Klaus sorrise e poggiò la mano sulla sua, carezzandola lievemente.
« Se vuoi, puoi riprovarci,» le mormorò gentilmente. Nicole
scosse il capo con foga e sciolse il sorriso, negli occhi un’espressione di
pura amarezza.
« Perché dovrei? Non è solo per te, per il piano, è per me.

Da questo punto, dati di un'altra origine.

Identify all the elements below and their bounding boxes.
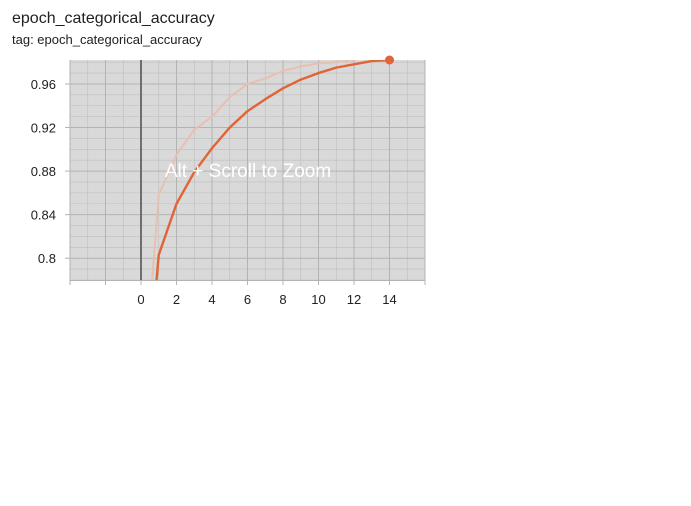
raw-series-line[interactable] — [141, 56, 390, 422]
x-tick-label: 6 — [244, 292, 251, 307]
x-tick-label: 14 — [382, 292, 396, 307]
y-tick-label: 0.92 — [31, 121, 56, 136]
x-tick-label: 2 — [173, 292, 180, 307]
y-tick-label: 0.8 — [38, 251, 56, 266]
zoom-hint-text: Alt + Scroll to Zoom — [165, 161, 331, 182]
last-point-marker[interactable] — [385, 55, 394, 65]
y-tick-label: 0.84 — [31, 208, 56, 223]
series-layer — [141, 56, 391, 454]
y-tick-label: 0.96 — [31, 77, 56, 92]
y-tick-label: 0.88 — [31, 164, 56, 179]
x-tick-label: 10 — [311, 292, 325, 307]
card-title: epoch_categorical_accuracy — [12, 10, 215, 27]
smoothed-series-line[interactable] — [141, 60, 391, 454]
x-tick-label: 8 — [279, 292, 286, 307]
tick-labels: 0 2 4 6 8 10 12 14 0.8 0.84 0.88 0.92 0.96 — [31, 77, 397, 307]
x-tick-label: 12 — [347, 292, 361, 307]
axes — [65, 60, 426, 285]
x-tick-label: 4 — [208, 292, 215, 307]
card-tag: tag: epoch_categorical_accuracy — [12, 32, 203, 47]
x-tick-label: 0 — [137, 292, 144, 307]
marker-layer — [385, 55, 394, 65]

Io non sono più quella ragazza ed è totalmente inutile tentare di mostrarmi in
modo diverso da quello che sono. Non ne sono mai stata in grado. Da piccola
tentavo sempre di non parlare perché tutti ritenevano che la mia sincerità
fosse altamente inadeguata, però poi Elena mi ha fatto capire che è proprio
questo a rendermi quello che sono,» gli confessò, mantenendo il contatto tra le
loro mani. Klaus svoltò e uscì dall’autostrada, dirigendosi verso il Wickery
Bridge. Annuì e sfiorò il dorso della sua mano in un’ultima carezza lieve poi
si scostò leggermente. Percorsero il ponte in silenzio, Nicole guardando verso
il fiume che scorreva blando sotto di loro. Elena non aveva mai superato
quell’incidente, e nemmeno lei. Anche se era lontana da casa, non aveva mai
smesso di pensare a loro, alla sua famiglia e sperava che un giorno, non molto
vicino, questo era certo, sarebbero potuti tornare ad essere legati dal quel
profondo vincolo che li avrebbe portati a morire gli uni per gli altri.

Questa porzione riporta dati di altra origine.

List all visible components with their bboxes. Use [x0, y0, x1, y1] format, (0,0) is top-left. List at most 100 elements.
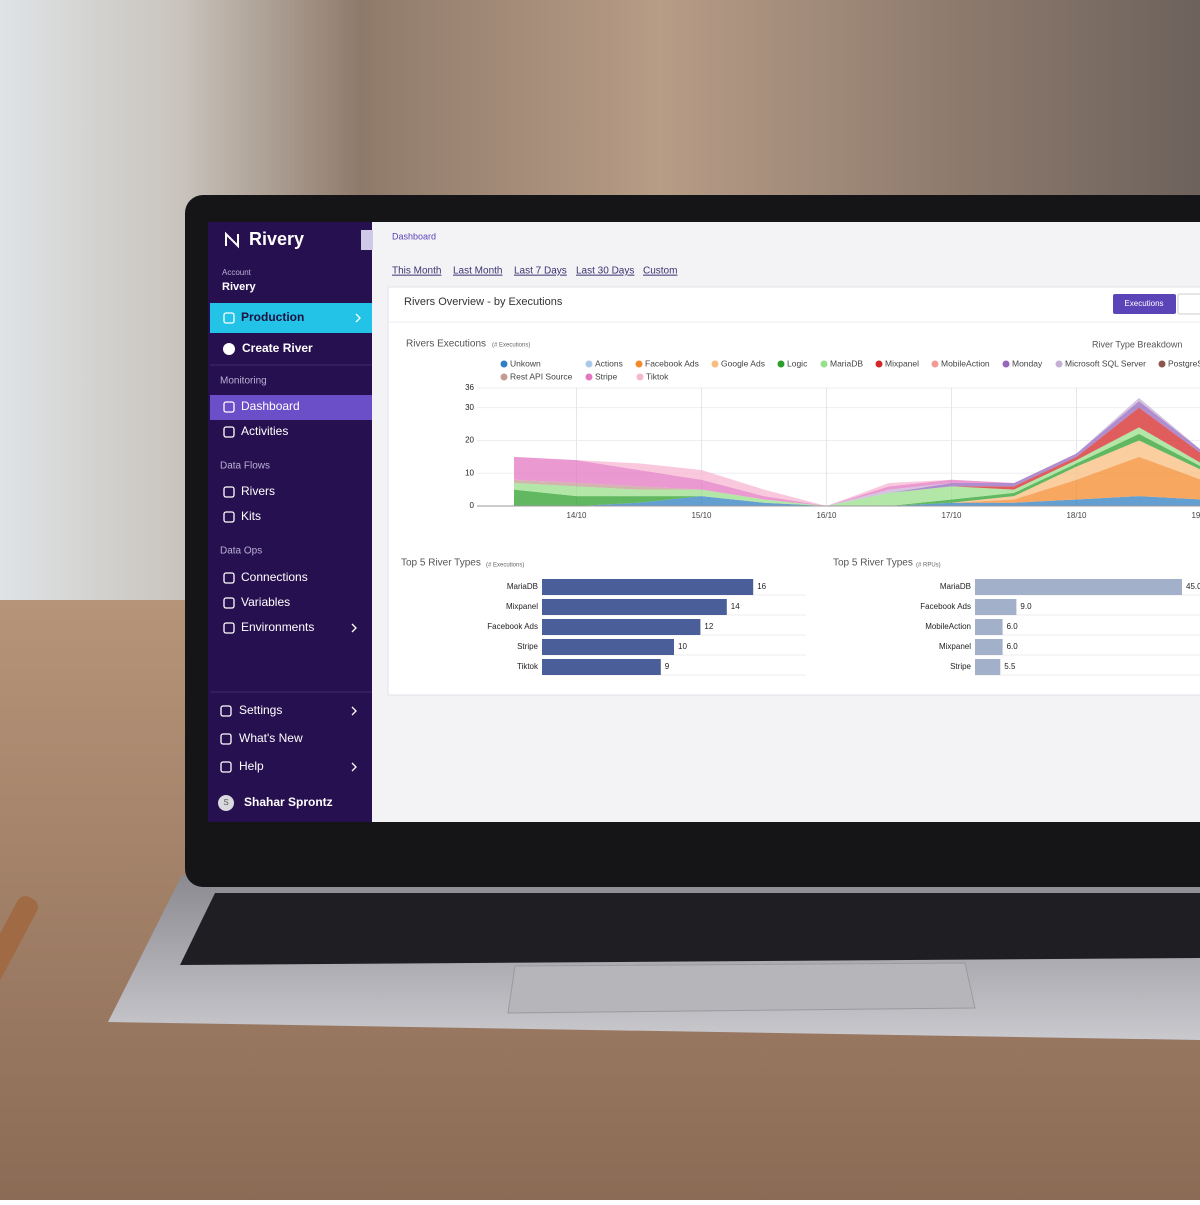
legend-label[interactable]: MariaDB	[830, 358, 863, 368]
range-link[interactable]: Last 30 Days	[576, 266, 634, 277]
bar-category: Facebook Ads	[487, 622, 538, 631]
range-link[interactable]: Last Month	[453, 266, 502, 277]
icon	[220, 761, 232, 773]
logo-icon	[225, 231, 239, 249]
legend-swatch	[711, 360, 719, 368]
bar[interactable]	[975, 639, 1003, 655]
area	[514, 456, 1200, 506]
chart-subtitle: (# Executions)	[492, 343, 530, 349]
account-label: Account	[222, 268, 252, 277]
environment-band[interactable]	[210, 303, 372, 333]
legend-label[interactable]: Google Ads	[721, 358, 765, 368]
chart-title: Top 5 River Types	[833, 558, 913, 569]
legend-label[interactable]: Microsoft SQL Server	[1065, 358, 1146, 368]
chart-title: Top 5 River Types	[401, 558, 481, 569]
nav-item[interactable]: Kits	[241, 509, 261, 523]
x-tick-label: 17/10	[941, 511, 962, 520]
toggle-button[interactable]	[1113, 294, 1176, 314]
breakdown-title: River Type Breakdown	[1092, 339, 1182, 349]
chart-subtitle: (# Executions)	[486, 563, 524, 569]
bar[interactable]	[542, 659, 661, 675]
bar-category: Mixpanel	[939, 642, 971, 651]
legend-label[interactable]: Rest API Source	[510, 371, 573, 381]
y-tick-label: 30	[465, 403, 474, 412]
bar[interactable]	[542, 599, 727, 615]
bar[interactable]	[975, 659, 1001, 675]
bar-value: 16	[757, 582, 766, 591]
legend-label[interactable]: Logic	[787, 358, 808, 368]
chevron	[355, 313, 361, 323]
nav-item[interactable]: Dashboard	[241, 399, 300, 413]
legend-label[interactable]: Tiktok	[646, 371, 669, 381]
area	[514, 433, 1200, 506]
bar-value: 5.5	[1004, 662, 1016, 671]
toggle-label[interactable]: Executions	[1124, 299, 1163, 308]
x-tick-label: 19/10	[1191, 511, 1200, 520]
toggle-button[interactable]	[1177, 293, 1200, 315]
legend-label[interactable]: PostgreSQL	[1168, 358, 1200, 368]
breadcrumb[interactable]: Dashboard	[392, 231, 436, 241]
bar-value: 10	[678, 642, 687, 651]
nav-item[interactable]: Environments	[241, 620, 314, 634]
create-river[interactable]: Create River	[242, 341, 313, 355]
user-name: Shahar Sprontz	[244, 795, 333, 809]
section-title: Data Flows	[220, 461, 270, 472]
bar[interactable]	[975, 599, 1017, 615]
legend-swatch	[636, 373, 644, 381]
bar[interactable]	[542, 639, 674, 655]
nav-item[interactable]: What's New	[239, 731, 303, 745]
bar-value: 14	[731, 602, 740, 611]
section-title: Data Ops	[220, 546, 262, 557]
area	[514, 397, 1200, 506]
nav-item[interactable]: Rivers	[241, 484, 275, 498]
bar[interactable]	[542, 619, 701, 635]
nav-item[interactable]: Connections	[241, 570, 308, 584]
legend-swatch	[777, 360, 785, 368]
legend-label[interactable]: Actions	[595, 358, 623, 368]
legend-label[interactable]: Monday	[1012, 358, 1043, 368]
keyboard	[180, 893, 1200, 965]
area	[514, 401, 1200, 506]
legend-label[interactable]: Unkown	[510, 358, 541, 368]
pen	[0, 896, 38, 985]
legend-swatch	[820, 360, 828, 368]
range-link[interactable]: This Month	[392, 266, 441, 277]
legend-label[interactable]: Stripe	[595, 371, 617, 381]
nav-item[interactable]: Help	[239, 759, 264, 773]
range-link[interactable]: Last 7 Days	[514, 266, 567, 277]
card-title: Rivers Overview - by Executions	[404, 296, 563, 308]
legend-label[interactable]: Facebook Ads	[645, 358, 699, 368]
bar-category: Stripe	[950, 662, 971, 671]
chart-title: Rivers Executions	[406, 339, 486, 350]
icon	[223, 622, 235, 634]
active-item[interactable]	[210, 395, 372, 420]
bar[interactable]	[975, 579, 1182, 595]
area	[514, 407, 1200, 506]
bar[interactable]	[975, 619, 1003, 635]
bar[interactable]	[542, 579, 754, 595]
area	[514, 496, 1200, 506]
nav-item[interactable]: Variables	[241, 595, 290, 609]
nav-item[interactable]: Settings	[239, 703, 282, 717]
x-tick-label: 16/10	[816, 511, 837, 520]
bar-category: Mixpanel	[506, 602, 538, 611]
nav-item[interactable]: Activities	[241, 424, 288, 438]
range-link[interactable]: Custom	[643, 266, 677, 277]
icon	[223, 511, 235, 523]
legend-swatch	[1002, 360, 1010, 368]
bar-category: MariaDB	[507, 582, 538, 591]
bar-value: 9.0	[1020, 602, 1032, 611]
legend-swatch	[1158, 360, 1166, 368]
y-tick-label: 0	[470, 501, 475, 510]
environment[interactable]: Production	[241, 310, 304, 324]
legend-swatch	[1055, 360, 1063, 368]
bar-value: 6.0	[1007, 642, 1019, 651]
x-tick-label: 14/10	[566, 511, 587, 520]
legend-label[interactable]: MobileAction	[941, 358, 990, 368]
account-name: Rivery	[222, 281, 257, 293]
collapse-button[interactable]	[361, 230, 373, 250]
trackpad	[507, 962, 976, 1014]
legend-label[interactable]: Mixpanel	[885, 358, 919, 368]
chevron	[351, 706, 357, 716]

« Ho detto ai miei ibridi di allagare la palestra della
scuola,» mormorò Klaus. Nicole aggrottò le sopracciglia, « e a Tyler di
spostare la festa a casa sua così da avere tutto sottocontrollo. Mikael non può
entrare a casa Lockwood,» continuò vedendola ancora incerta. Nicole annuì,
guardandolo lievemente intristita dal suo tono così spento. Gli carezzò il
braccio rassicurante, per infondergli calore e Klaus le sorrise con più
dolcezza, svoltando verso la villa. Il Sole era tramontato del tutto e una
notte senza stelle, illuminata solo da una Luna crescente, brillava sopra di
loro. La festa era ormai pronta per tutto e si domandò come Tyler, che non
aveva mai saputo organizzare nemmeno un appuntamento perfetto, fosse stato in
grado di allestire tutto quello che vide. Schiuse le labbra e un suono incerto
sfuggì dalle sue labbra. Klaus rise poi uscì e, velocemente, aprì il suo
sportello, porgendole la mano per scendere. Nicole l’accettò quasi senza
vederlo.
« Ma come diavolo ha fatto? » esclamò con la voce soffocata
e gli occhi sgranati. Klaus sbuffò divertito e la condusse verso l’entrata
principale che era aperta. Klaus doveva essere già stato invitato a entrare in
precedenza e Nicole si fermò ai piedi della scalinata, sentendo dei rumori di
passi discenderla. Vide Carol e le sorrise dolcemente. La donna l’abbracciò, gentilmente,
osservandola con soddisfazione, poi si guardò intorno, sorpresa quanto lei da
ciò che vide. Nicole percepì la mano di Klaus cingerle il fianco e lo guardò,
ma la vista dell’ibrido era su Carol non su di lei. Sorrideva cortese e la
donna lo guardò interrogativa.
« Dovresti andare in chiesa, Carol, e pregare per gli
abitanti di Mystic Falls affinché non compiano degli errori madornali questa
sera, sindaco,» l’ammaliò. Nicole aveva ancora gli occhi sgranati nel vedere il
suo sorriso avvenente, ma non lo fermò. Sapeva quel che faceva e poi non le
aveva ordinato nulla di malvagio. Avrebbero avuto tutti necessità di un aiuto
divino quella sera. Klaus rinfrancò i suoi pensieri, « Ne avranno bisogno.»